My questions is about the flows of certain "well behaved" sequence of vector fields. Let $X^n: U \subset R^n \rightarrow R^n$ be a sequence of smooth vector fields which
i. Are equicontinous and equibounded
ii. $X^n$(x) converges fastly and uniformly (with "speed" $||X^{n+k}(p)-X^k(p)||< r^{k}$ for r<1 in $C^{0}$ manner) to some Holder contiunous vector field X(x)
My question is, does the flows of $X^n$ starting at a point $x \in M$ converge to a flow of X (for bounded time if needed). Now I know that flows of X need not be unique since it is just continuous but it will have flows by Peano curve theorem. And I can only prove the convergence if I have that $X^n$ are equlipschitz which is not the case because the limit is not Lipschitz for certain. What I can do is for bounded time, only find a subsequence among the integral curves which converge to an integral curve of X using Arzela Ascoli theorems (you can also show integral curves are equi-lipschitz for bounded time).
It is hard to give a counter example to this too because the vector fields satisfy many properties.
(p.s: I will give points to the first person to give a counter example to give a necessary condition or to point me in the right direction or otherwise if not I will just pick one best answer).
(p.s2: I know that if the convergence is in $C^1$ topology for instance you can show this through gronwall inequality (for fixed time).
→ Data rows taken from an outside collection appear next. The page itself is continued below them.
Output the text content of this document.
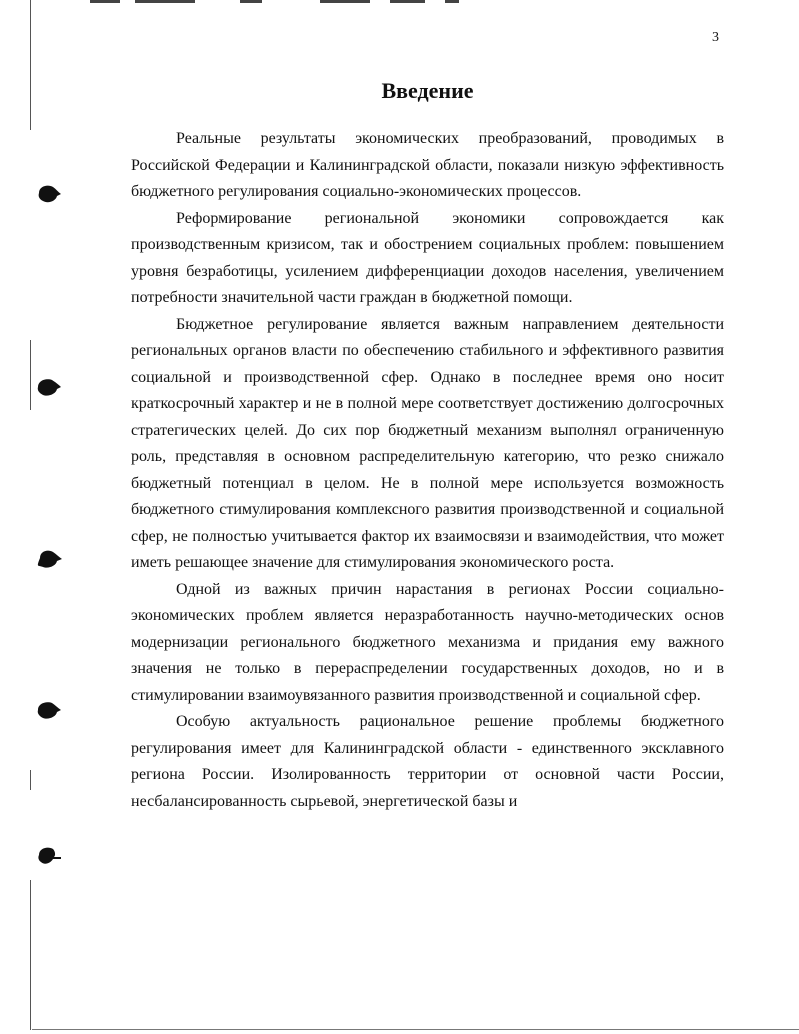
3
Введение

Реальные результаты экономических преобразований, проводимых в Российской Федерации и Калининградской области, показали низкую эффективность бюджетного регулирования социально-экономических процессов.

Реформирование региональной экономики сопровождается как производственным кризисом, так и обострением социальных проблем: повышением уровня безработицы, усилением дифференциации доходов населения, увеличением потребности значительной части граждан в бюджетной помощи.

Бюджетное регулирование является важным направлением деятельности региональных органов власти по обеспечению стабильного и эффективного развития социальной и производственной сфер. Однако в последнее время оно носит краткосрочный характер и не в полной мере соответствует достижению долгосрочных стратегических целей. До сих пор бюджетный механизм выполнял ограниченную роль, представляя в основном распределительную категорию, что резко снижало бюджетный потенциал в целом. Не в полной мере используется возможность бюджетного стимулирования комплексного развития производственной и социальной сфер, не полностью учитывается фактор их взаимосвязи и взаимодействия, что может иметь решающее значение для стимулирования экономического роста.

Одной из важных причин нарастания в регионах России социально-экономических проблем является неразработанность научно-методических основ модернизации регионального бюджетного механизма и придания ему важного значения не только в перераспределении государственных доходов, но и в стимулировании взаимоувязанного развития производственной и социальной сфер.

Особую актуальность рациональное решение проблемы бюджетного регулирования имеет для Калининградской области - единственного эксклавного региона России. Изолированность территории от основной части России, несбалансированность сырьевой, энергетической базы и
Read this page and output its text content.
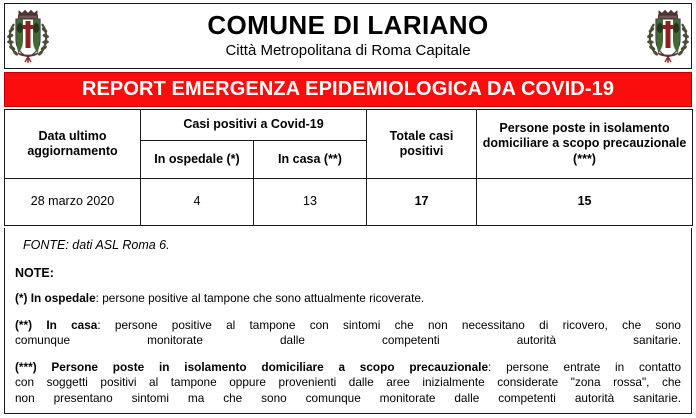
COMUNE DI LARIANO
Città Metropolitana di Roma Capitale
REPORT EMERGENZA EPIDEMIOLOGICA DA COVID-19
Data ultimo aggiornamento	Casi positivi a Covid-19		Totale casi positivi	Persone poste in isolamento domiciliare a scopo precauzionale (***)
	In ospedale (*)	In casa (**)		
28 marzo 2020	4	13	17	15
FONTE: dati ASL Roma 6.
NOTE:
(*) In ospedale: persone positive al tampone che sono attualmente ricoverate.
(**) In casa: persone positive al tampone con sintomi che non necessitano di ricovero, che sono
comunque monitorate dalle competenti autorità sanitarie.
(***) Persone poste in isolamento domiciliare a scopo precauzionale: persone entrate in contatto
con soggetti positivi al tampone oppure provenienti dalle aree inizialmente considerate "zona rossa", che
non presentano sintomi ma che sono comunque monitorate dalle competenti autorità sanitarie.
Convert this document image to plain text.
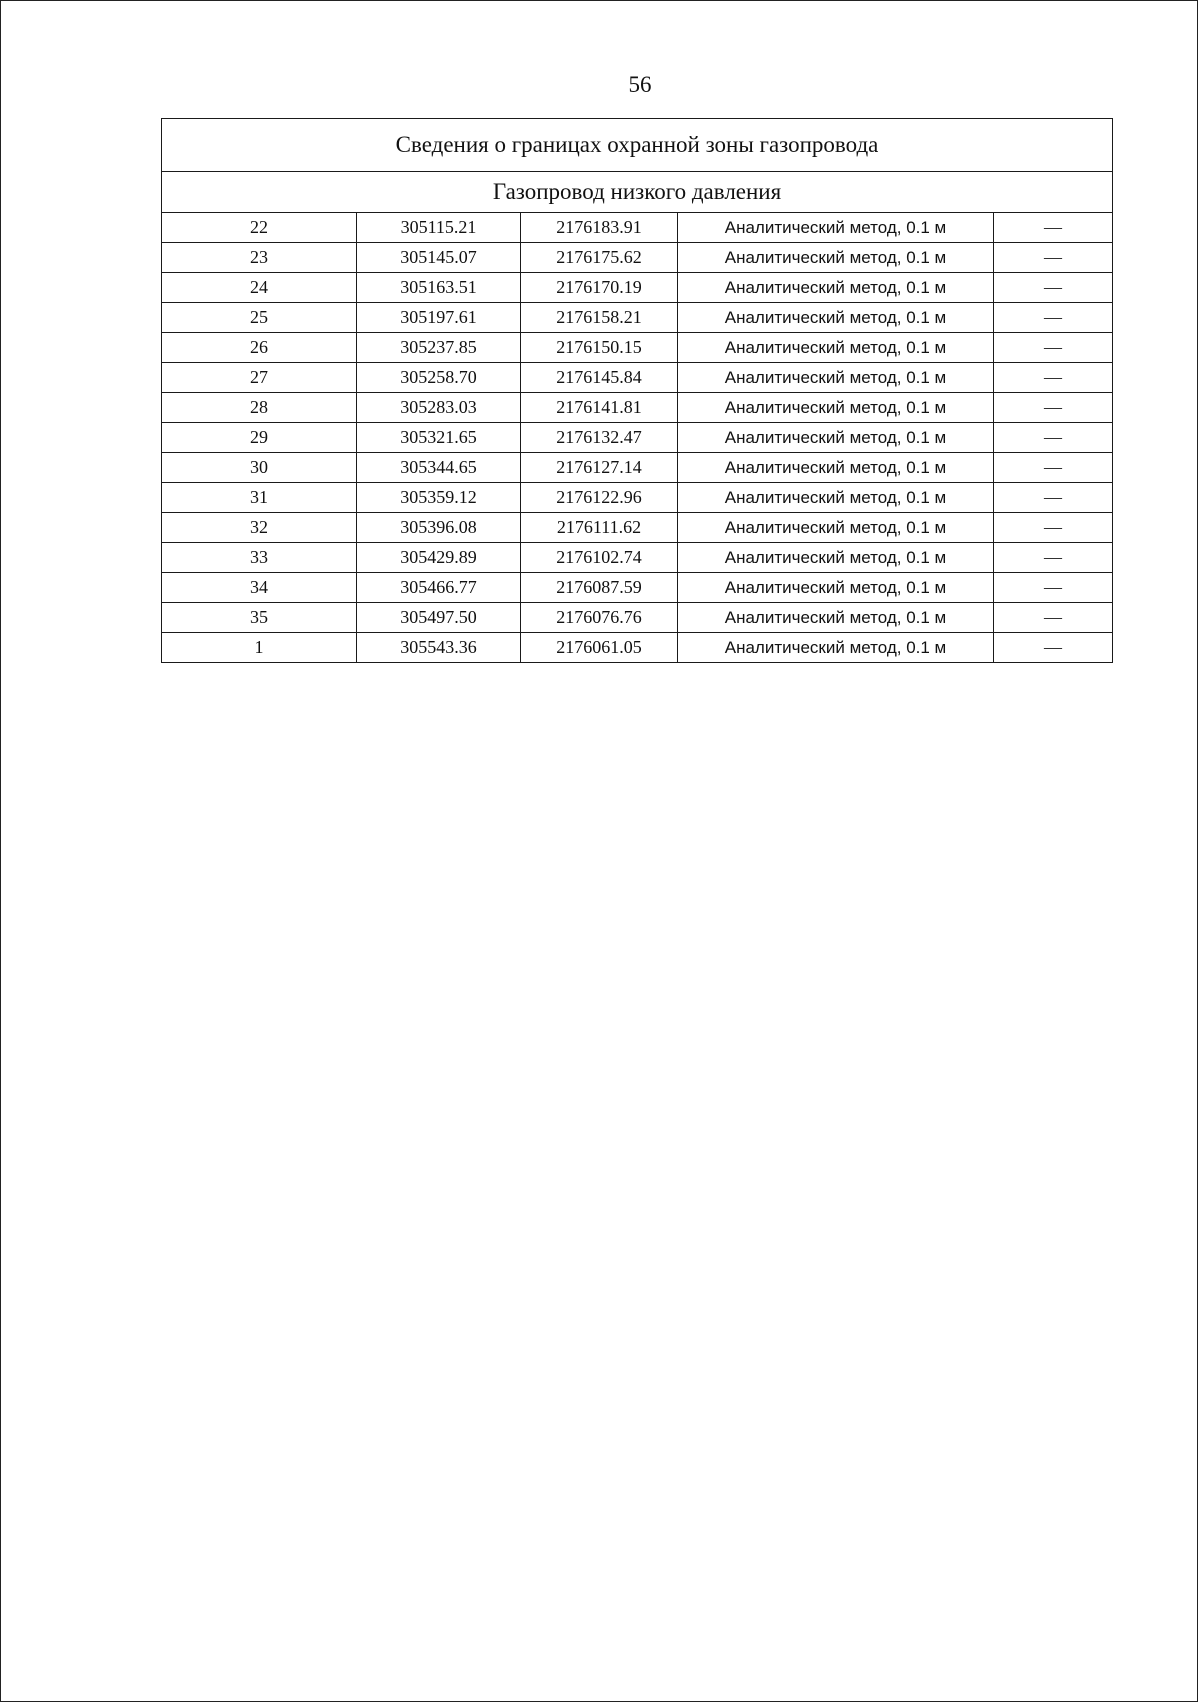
56
Сведения о границах охранной зоны газопровода				
Газопровод низкого давления				
22	305115.21	2176183.91	Аналитический метод, 0.1 м	—
23	305145.07	2176175.62	Аналитический метод, 0.1 м	—
24	305163.51	2176170.19	Аналитический метод, 0.1 м	—
25	305197.61	2176158.21	Аналитический метод, 0.1 м	—
26	305237.85	2176150.15	Аналитический метод, 0.1 м	—
27	305258.70	2176145.84	Аналитический метод, 0.1 м	—
28	305283.03	2176141.81	Аналитический метод, 0.1 м	—
29	305321.65	2176132.47	Аналитический метод, 0.1 м	—
30	305344.65	2176127.14	Аналитический метод, 0.1 м	—
31	305359.12	2176122.96	Аналитический метод, 0.1 м	—
32	305396.08	2176111.62	Аналитический метод, 0.1 м	—
33	305429.89	2176102.74	Аналитический метод, 0.1 м	—
34	305466.77	2176087.59	Аналитический метод, 0.1 м	—
35	305497.50	2176076.76	Аналитический метод, 0.1 м	—
1	305543.36	2176061.05	Аналитический метод, 0.1 м	—
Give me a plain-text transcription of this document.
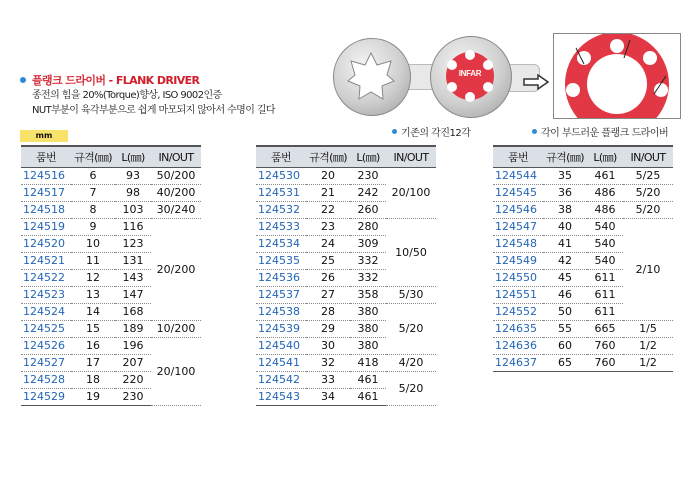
플랭크 드라이버 - FLANK DRIVER
종전의 힘을 20%(Torque)향상, ISO 9002인증
NUT부분이 육각부분으로 쉽게 마모되지 않아서 수명이 길다
mm
INFAR
기존의 각진12각	각이 부드러운 플랭크 드라이버
품번	규격(㎜)	L(㎜)	IN/OUT
124516	6	93	50/200
124517	7	98	40/200
124518	8	103	30/240
124519	9	116	20/200
124520	10	123	
124521	11	131	
124522	12	143	
124523	13	147	
124524	14	168	
124525	15	189	10/200
124526	16	196	20/100
124527	17	207	
124528	18	220	
124529	19	230	
품번	규격(㎜)	L(㎜)	IN/OUT
124530	20	230	20/100
124531	21	242	
124532	22	260	
124533	23	280	10/50
124534	24	309	
124535	25	332	
124536	26	332	
124537	27	358	5/30
124538	28	380	5/20
124539	29	380	
124540	30	380	
124541	32	418	4/20
124542	33	461	5/20
124543	34	461	
품번	규격(㎜)	L(㎜)	IN/OUT
124544	35	461	5/25
124545	36	486	5/20
124546	38	486	5/20
124547	40	540	2/10
124548	41	540	
124549	42	540	
124550	45	611	
124551	46	611	
124552	50	611	
124635	55	665	1/5
124636	60	760	1/2
124637	65	760	1/2
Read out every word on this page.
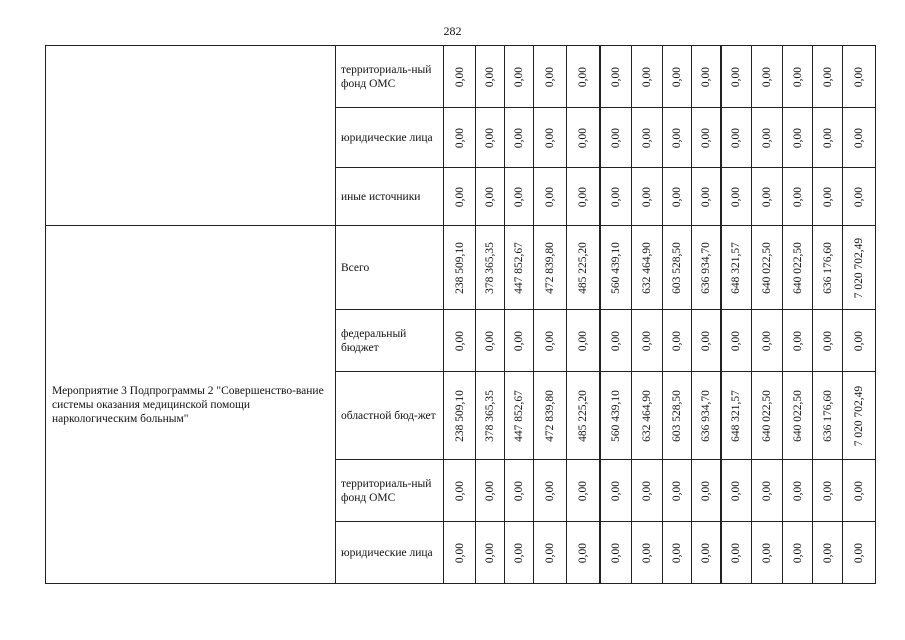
282
	территориаль-ный фонд ОМС	0,00	0,00	0,00	0,00	0,00	0,00	0,00	0,00	0,00	0,00	0,00	0,00	0,00	0,00

	юридические лица	0,00	0,00	0,00	0,00	0,00	0,00	0,00	0,00	0,00	0,00	0,00	0,00	0,00	0,00

	иные источники	0,00	0,00	0,00	0,00	0,00	0,00	0,00	0,00	0,00	0,00	0,00	0,00	0,00	0,00

Мероприятие 3 Подпрограммы 2 "Совершенство-вание системы оказания медицинской помощи наркологическим больным"	Всего	238 509,10	378 365,35	447 852,67	472 839,80	485 225,20	560 439,10	632 464,90	603 528,50	636 934,70	648 321,57	640 022,50	640 022,50	636 176,60	7 020 702,49

	федеральный бюджет	0,00	0,00	0,00	0,00	0,00	0,00	0,00	0,00	0,00	0,00	0,00	0,00	0,00	0,00

	областной бюд-жет	238 509,10	378 365,35	447 852,67	472 839,80	485 225,20	560 439,10	632 464,90	603 528,50	636 934,70	648 321,57	640 022,50	640 022,50	636 176,60	7 020 702,49

	территориаль-ный фонд ОМС	0,00	0,00	0,00	0,00	0,00	0,00	0,00	0,00	0,00	0,00	0,00	0,00	0,00	0,00

	юридические лица	0,00	0,00	0,00	0,00	0,00	0,00	0,00	0,00	0,00	0,00	0,00	0,00	0,00	0,00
But all the references I could find or all the proofs I could give is always requires the derivatives to be uniformly Lipschitz or the limit to be Lipschitz or convergence to be in $C^1$ or higher topology)
Thanks
1- You said we know sequences converge by Arzela-Ascoli. But what we actually directly know is that they have convergent subsequences right? For instance might it be even that the original sequence has a subsequence whose flow does not converge? I think so.